Hannah Cameron, Deputy Commissioner at New Zealand’s Public Service Commission

In New Zealand, she says, the biggest challenge is promoting equality between the 75% of the country’s population with a European heritage and the Maori and Pacific Islander citizens. Here, socio-economic factors meet ethnicity: “Some of the poorest areas of the country are the rural North, which has got the highest Maori population. There is a connection between the questions of ethnicity and socio-economic status,” she explains. “Being concerned about which schools people went to and which universities and so on is probably not such a strong driver as it would be in the UK.” 

New Zealand has improved some areas of representation across its civil service. “The big focus was on women initially – and gender in the last few years,” says Cameron. “We reached a point a couple of years ago where we have equal numbers of women at the most senior level.”

“Now, the focus is really around making sure we have the pipelines of people working through their careers coming from different kinds of backgrounds, with a particular focus on ethnicity,” she adds.

In Cameron’s experience, leadership has been an essential ingredient for previous efforts to promote diversity. “Two years ago, we appointed two of the [departmental] chief executives… to be the leads on diversity and inclusion,” says Cameron. “They have developed a programme of mandatory things that every agency must do, such as training and development and supporting employee-led networks, while at the same time tracking the data around diversity.” 

Dual-language diversity

Estonia’s history has left it with its own set of social divisions and disadvantaged groups. “I think one of the very few positive aspects that were left by the Soviet Union’s occupation was that we didn’t inherit any class system,” says Taimar Peterkop, state secretary in the Estonian government. “After regaining our independence 30 years ago, everybody was in the same position.”  

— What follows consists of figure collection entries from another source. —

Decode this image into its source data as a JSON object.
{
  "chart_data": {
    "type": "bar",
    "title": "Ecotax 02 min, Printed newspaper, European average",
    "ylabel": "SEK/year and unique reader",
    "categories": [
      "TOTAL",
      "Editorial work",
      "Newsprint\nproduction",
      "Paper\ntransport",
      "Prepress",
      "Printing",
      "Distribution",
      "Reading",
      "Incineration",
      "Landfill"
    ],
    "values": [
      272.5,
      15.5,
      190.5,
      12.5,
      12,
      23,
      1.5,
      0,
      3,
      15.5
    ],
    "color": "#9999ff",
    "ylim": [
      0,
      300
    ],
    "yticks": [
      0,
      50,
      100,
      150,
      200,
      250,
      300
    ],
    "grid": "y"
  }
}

Taimar Peterkop, Secretary of State, Republic of Estonia

However, the newly-free country did inherit another factor that has created challenges. “The other very important legacy that we are struggling with from the Soviet occupation is a large Russian-speaking minority – who are, generally speaking, poorer – and how they are represented in the government structures and in society,” says Peterkop.  

“That is something that we need to put a little bit more effort into,” he concedes. “Around 12% of the civil service have Russian as their first language, but considering that they are around 25% or 30% of the population there is still room for improvement.”

The challenges around improving social diversity vary significantly around the world, but there is a broad consensus that building a civil service that reflects its population is a crucial goal – and that to do so, leaders must look through the lenses of income, class and geography as well as ethnicity, gender, sexuality and disability. Over recent years, many countries have made huge progress on these latter characteristics; if they can repeat that success within the more amorphous field of class and income, then future generations of government leaders will be far more connected to – and representative of – the communities they serve.